The Intel engine has started to purr. The company turned in a great quarter, and now CEO Bob Swan tells investors the Intel Xe DG1 GPU has been powered on in the lab.
Intel released their third-quarter results (see Intel Q3 2019 results) and reported record results. In the analyst call, Intel’s CEO Bob Swan said the company is on target to return to a schedule of major manufacturing upgrades every 2 to 2.5 years. In addition, Swan said, “We are on track to launch our first 7-nanometer-based product—a datacenter-focused discrete GPU—in 2021, two years after the launch of [a] 10 nanometer [version]. We are also well down the engineering path on 5 nanometer.”
Swan told investors that Intel has powered on the Intel Xe DG1 graphics AIB for the first time in the lab. Later in the day, Chris Hook celebrated this milestone with a tweet, “It’s alive!”
Hook maintains, via Twitter, that a ship date of 2020 is the schedule.

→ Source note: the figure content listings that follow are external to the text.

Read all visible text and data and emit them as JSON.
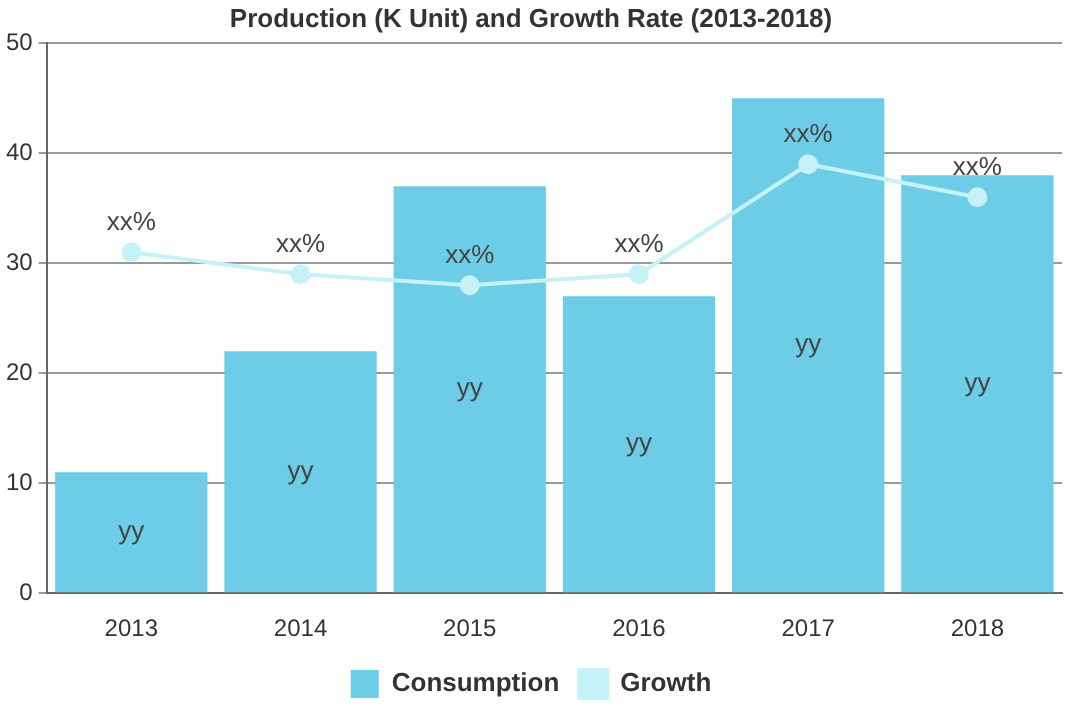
{
  "chart_data": {
    "type": "bar",
    "title": "Production (K Unit) and Growth Rate (2013-2018)",
    "categories": [
      "2013",
      "2014",
      "2015",
      "2016",
      "2017",
      "2018"
    ],
    "series": [
      {
        "name": "Consumption",
        "color": "#6ecde6",
        "values": [
          11,
          22,
          37,
          27,
          45,
          38
        ],
        "value_labels": [
          "yy",
          "yy",
          "yy",
          "yy",
          "yy",
          "yy"
        ]
      },
      {
        "name": "Growth",
        "type": "line",
        "color": "#c4f2f7",
        "values": [
          31,
          29,
          28,
          29,
          39,
          36
        ],
        "value_labels": [
          "xx%",
          "xx%",
          "xx%",
          "xx%",
          "xx%",
          "xx%"
        ]
      }
    ],
    "ylim": [
      0,
      50
    ],
    "yticks": [
      0,
      10,
      20,
      30,
      40,
      50
    ],
    "grid": "y",
    "legend": "bottom",
    "marker": "circle"
  }
}
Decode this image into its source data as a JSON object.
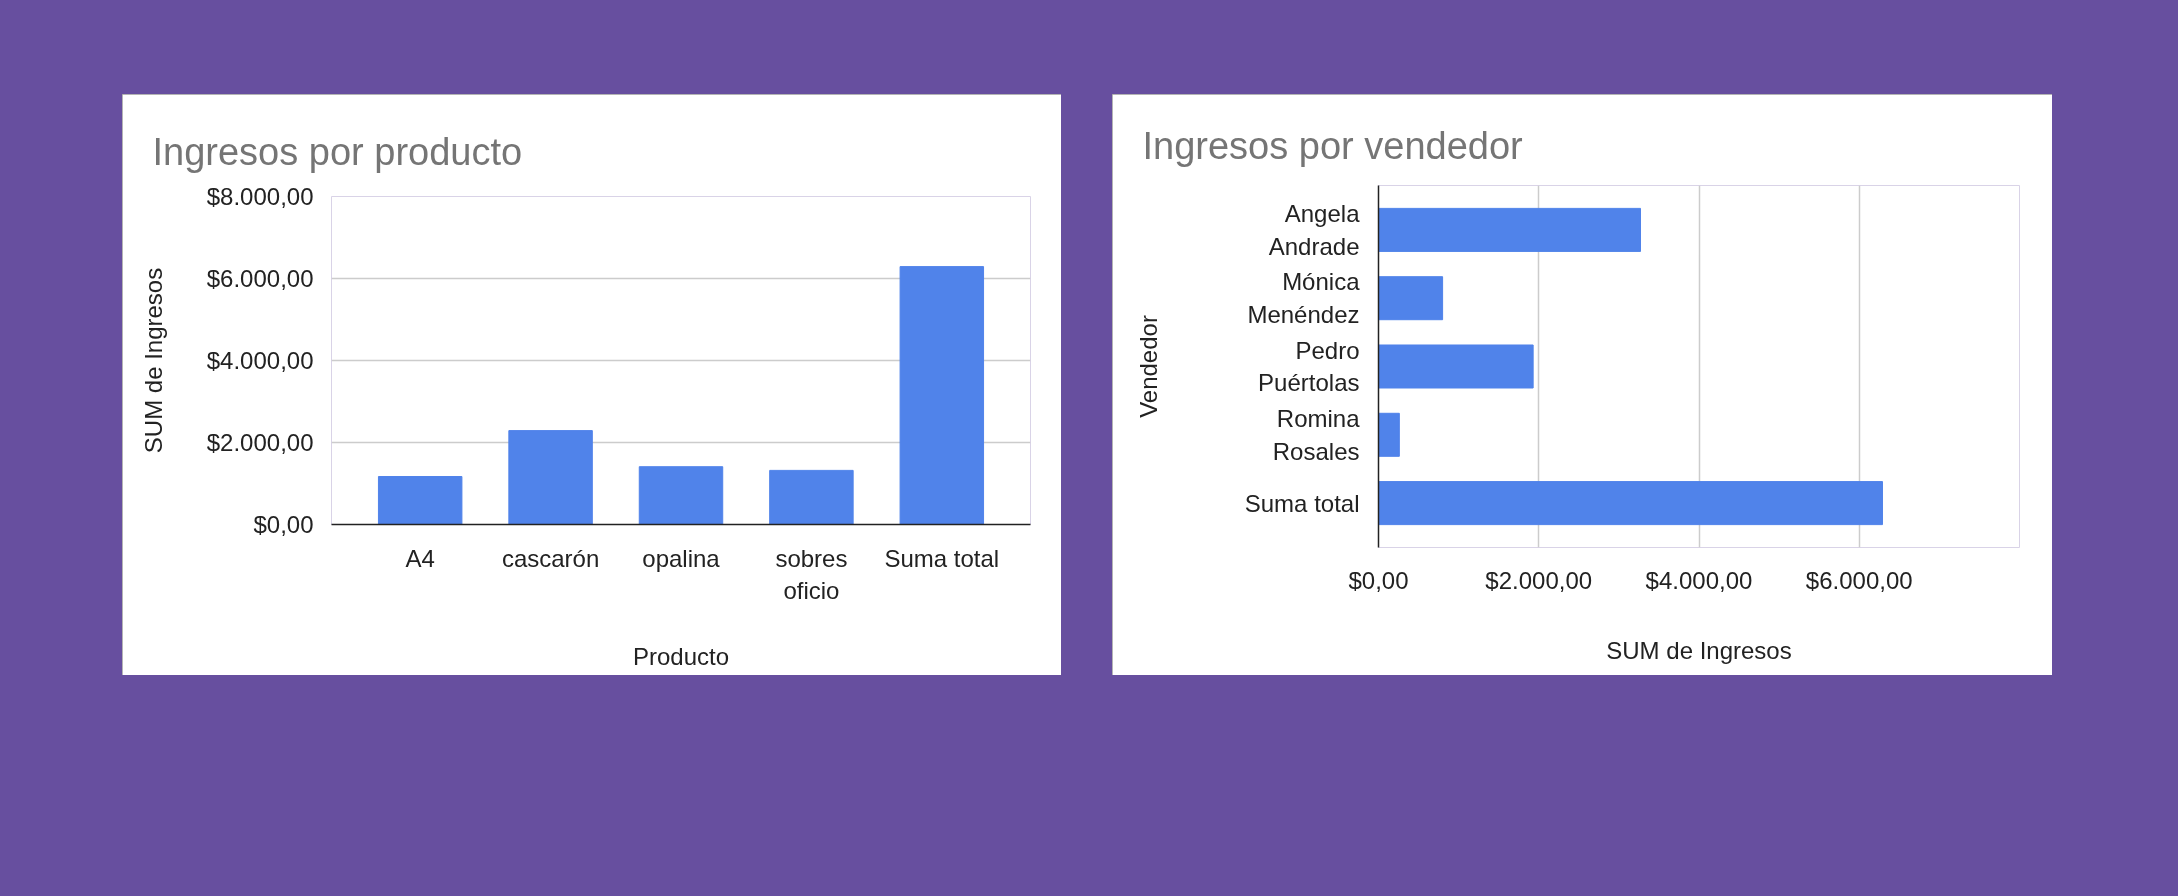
{
  "chart_data": [
    {
      "type": "bar",
      "title": "Ingresos por producto",
      "xlabel": "Producto",
      "ylabel": "SUM de Ingresos",
      "categories": [
        "A4",
        "cascarón",
        "opalina",
        "sobres oficio",
        "Suma total"
      ],
      "values": [
        1170,
        2290,
        1410,
        1320,
        6290
      ],
      "color": "#5083ea",
      "ylim": [
        0,
        8000
      ],
      "yticks": [
        {
          "value": 0,
          "label": "$0,00"
        },
        {
          "value": 2000,
          "label": "$2.000,00"
        },
        {
          "value": 4000,
          "label": "$4.000,00"
        },
        {
          "value": 6000,
          "label": "$6.000,00"
        },
        {
          "value": 8000,
          "label": "$8.000,00"
        }
      ],
      "grid": "y"
    },
    {
      "type": "bar",
      "orientation": "horizontal",
      "title": "Ingresos por vendedor",
      "xlabel": "SUM de Ingresos",
      "ylabel": "Vendedor",
      "categories": [
        "Angela Andrade",
        "Mónica Menéndez",
        "Pedro Puértolas",
        "Romina Rosales",
        "Suma total"
      ],
      "values": [
        3270,
        800,
        1930,
        260,
        6290
      ],
      "color": "#5083ea",
      "xlim": [
        0,
        8000
      ],
      "xticks": [
        {
          "value": 0,
          "label": "$0,00"
        },
        {
          "value": 2000,
          "label": "$2.000,00"
        },
        {
          "value": 4000,
          "label": "$4.000,00"
        },
        {
          "value": 6000,
          "label": "$6.000,00"
        },
        {
          "value": 8000,
          "label": null
        }
      ],
      "grid": "x"
    }
  ]
}
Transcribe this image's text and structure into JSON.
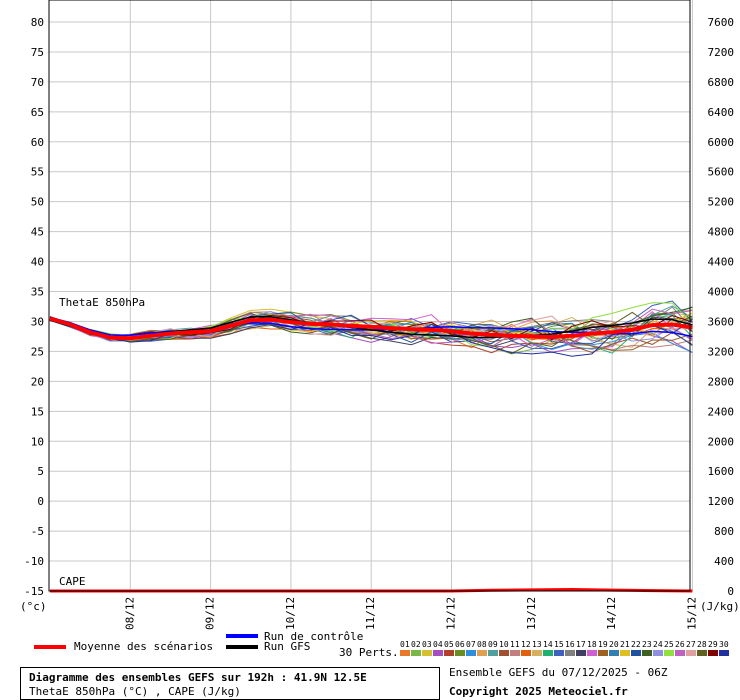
{
  "chart_data": {
    "type": "line",
    "left_axis": {
      "min": -15,
      "max": 80,
      "step": 5,
      "unit": "(°c)"
    },
    "right_axis": {
      "min": 0,
      "max": 7600,
      "step": 400,
      "unit": "(J/kg)"
    },
    "x_labels": [
      "08/12",
      "09/12",
      "10/12",
      "11/12",
      "12/12",
      "13/12",
      "14/12",
      "15/12"
    ],
    "series_labels": {
      "thetae": "ThetaE 850hPa",
      "cape": "CAPE"
    },
    "mean_series": {
      "name": "Moyenne des scénarios",
      "color": "#ff0000",
      "t": [
        0,
        0.25,
        0.5,
        0.75,
        1.0,
        1.25,
        1.5,
        1.75,
        2.0,
        2.25,
        2.5,
        2.75,
        3.0,
        3.25,
        3.5,
        3.75,
        4.0,
        4.25,
        4.5,
        4.75,
        5.0,
        5.25,
        5.5,
        5.75,
        6.0,
        6.25,
        6.5,
        6.75,
        7.0,
        7.25,
        7.5,
        7.75,
        8.0
      ],
      "values": [
        30.5,
        29.5,
        28.2,
        27.3,
        27.2,
        27.6,
        28.0,
        28.2,
        28.4,
        29.3,
        30.2,
        30.3,
        29.9,
        29.6,
        29.5,
        29.3,
        29.1,
        28.9,
        28.7,
        28.6,
        28.4,
        28.0,
        27.8,
        27.6,
        27.5,
        27.4,
        27.6,
        28.0,
        28.2,
        28.6,
        29.4,
        29.5,
        29.0
      ]
    },
    "control_run": {
      "name": "Run de contrôle",
      "color": "#0000ff"
    },
    "gfs_run": {
      "name": "Run GFS",
      "color": "#000000"
    },
    "perturbations": {
      "label": "30 Perts.",
      "ids": [
        "01",
        "02",
        "03",
        "04",
        "05",
        "06",
        "07",
        "08",
        "09",
        "10",
        "11",
        "12",
        "13",
        "14",
        "15",
        "16",
        "17",
        "18",
        "19",
        "20",
        "21",
        "22",
        "23",
        "24",
        "25",
        "26",
        "27",
        "28",
        "29",
        "30"
      ],
      "colors": [
        "#e8792a",
        "#7ab648",
        "#d4c032",
        "#a64dbf",
        "#b0402a",
        "#6b8e23",
        "#2f8fdc",
        "#e0a050",
        "#50a0a0",
        "#a05030",
        "#c08080",
        "#e06010",
        "#d4b060",
        "#20b070",
        "#4060c0",
        "#808080",
        "#404060",
        "#d060d0",
        "#a06020",
        "#3080b0",
        "#e0c020",
        "#2050a0",
        "#406020",
        "#9090e0",
        "#90e040",
        "#c060c0",
        "#e0a0a0",
        "#606020",
        "#800000",
        "#2030a0"
      ]
    },
    "cape": {
      "values_jkg": [
        0,
        0,
        0,
        0,
        0,
        0,
        0,
        0,
        0,
        0,
        0,
        10,
        15,
        20,
        12,
        5,
        0
      ]
    }
  },
  "footer": {
    "title": "Diagramme des ensembles GEFS sur 192h : 41.9N 12.5E",
    "subtitle": "ThetaE 850hPa (°C) , CAPE (J/kg)",
    "run_info": "Ensemble GEFS du 07/12/2025 - 06Z",
    "copyright": "Copyright 2025 Meteociel.fr"
  }
}
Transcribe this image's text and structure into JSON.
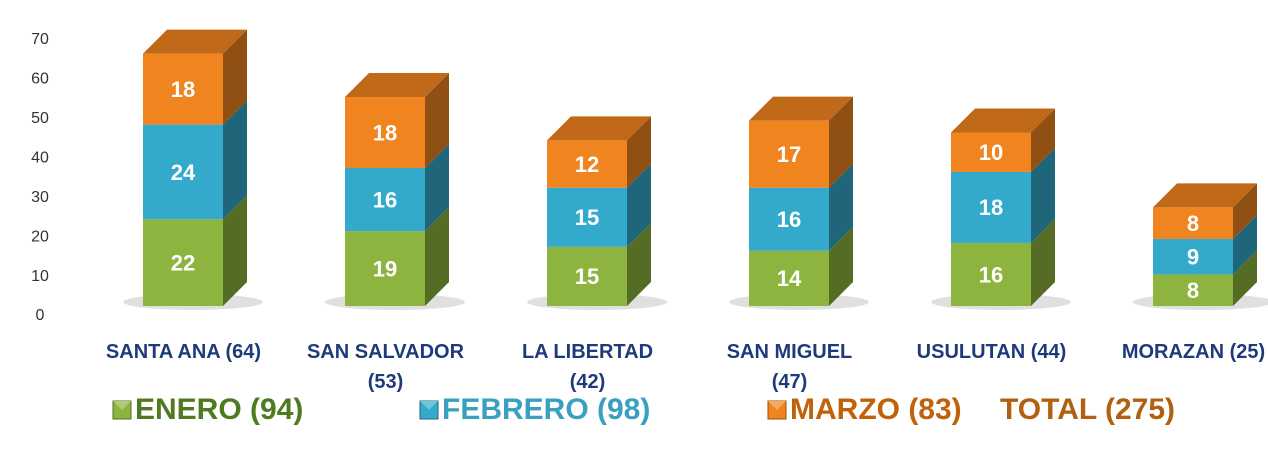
{
  "chart_data": {
    "type": "bar3d_stacked",
    "categories": [
      "SANTA ANA (64)",
      "SAN SALVADOR (53)",
      "LA LIBERTAD (42)",
      "SAN MIGUEL (47)",
      "USULUTAN (44)",
      "MORAZAN (25)"
    ],
    "series": [
      {
        "name": "ENERO (94)",
        "color": "#8db43e",
        "values": [
          22,
          19,
          15,
          14,
          16,
          8
        ]
      },
      {
        "name": "FEBRERO (98)",
        "color": "#33aacc",
        "values": [
          24,
          16,
          15,
          16,
          18,
          9
        ]
      },
      {
        "name": "MARZO (83)",
        "color": "#f0841f",
        "values": [
          18,
          18,
          12,
          17,
          10,
          8
        ]
      }
    ],
    "total_label": "TOTAL (275)",
    "ylim": [
      0,
      70
    ],
    "yticks": [
      0,
      10,
      20,
      30,
      40,
      50,
      60,
      70
    ],
    "grid": false,
    "legend": "bottom"
  }
}
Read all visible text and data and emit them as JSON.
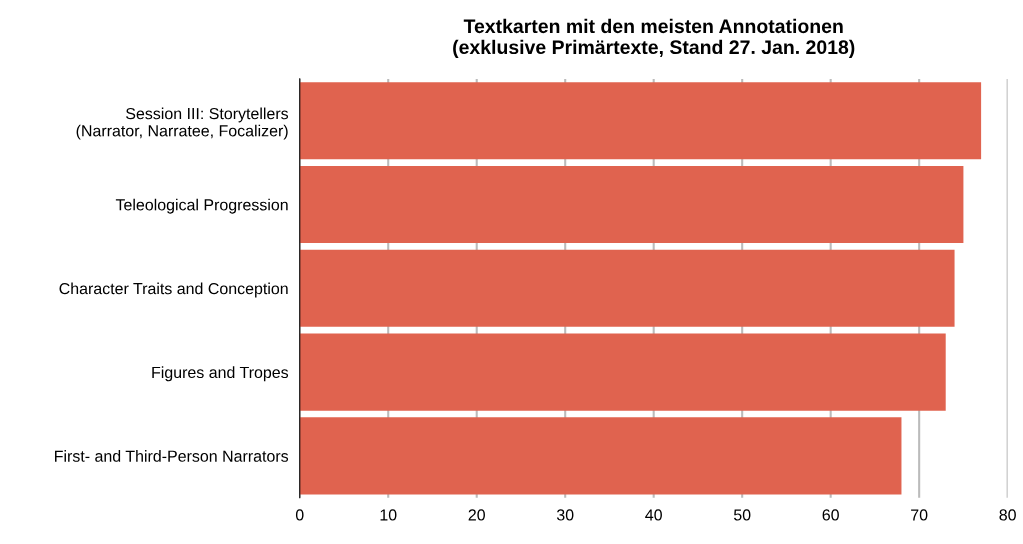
{
  "chart_data": {
    "type": "bar",
    "orientation": "horizontal",
    "title": "Textkarten mit den meisten Annotationen\n(exklusive Primärtexte, Stand 27. Jan. 2018)",
    "categories": [
      "Session III: Storytellers\n(Narrator, Narratee, Focalizer)",
      "Teleological Progression",
      "Character Traits and Conception",
      "Figures and Tropes",
      "First- and Third-Person Narrators"
    ],
    "values": [
      77,
      75,
      74,
      73,
      68
    ],
    "color": "#e0634f",
    "xlim": [
      0,
      80
    ],
    "xticks": [
      0,
      10,
      20,
      30,
      40,
      50,
      60,
      70,
      80
    ],
    "grid": "x",
    "legend": false
  }
}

“Powered on,” means the initial testing has been accomplished in Intel’s labs and is in the process of validation. When final validation is completed, the Xe-based DG1 can move on to the next phase, which could (should) include external testing by potential OEMs and ODMs. When that happens, you can expect to see a torrent of leaks, and ferreted out discoveries about the highly anticipated chip.
We have received a smuggled photograph of the new card.
Robert Y. Kringly, an advisor and confidant to Intel, was able to visit the Intel Labs in Folsom and see some of the first generation testing and take a few pictures.
“Having worked with Roget Kadari and Kris Hooker when they were at AND,” Kringly told us through his thick Hungarian accent, “and all the Folsom Lab folks I was given special access to this amazing new card Intel will launch on February 1st, 2020 at CES.”
“It’s a little difficult to see the labeling on the chip,” Kringly added, “that is on purpose like the tiger striping automobile companies use when road testing a new car to throw off the paparazzi. Nonetheless, if you look closely you can clearly see the designation.”
The chip itself, we were told, has 4.6 billion transistors and is fabricated in Samsung’s 7-nm fab in Hwaseong, Korea. “The Intel engineers were a little embarrassed that the prototype couldn’t be made in their own fabs, but everyone knows why,” the Hungarian consultant added.
There are a cool 5,000 32-bit full floating-point shaders organized in 64 shader CUs, with independent texture engineers and a cross-bar interprocessor switching network buffered by 64mb caches. The 192-bit 10 Tbyte/s memory bus drives 64MB of 3DRAM (also from Samsung) and the tests Kringly saw showed the card delivering 25.5 TFLOPS. Remarkably, it did that in less than 110 W.
Mind you, none of this is verifiable. Repeated calls, faxes, and emails to Intel have so far not been answered, although a dead skunk did mysteriously show up in front of our door a few days ago.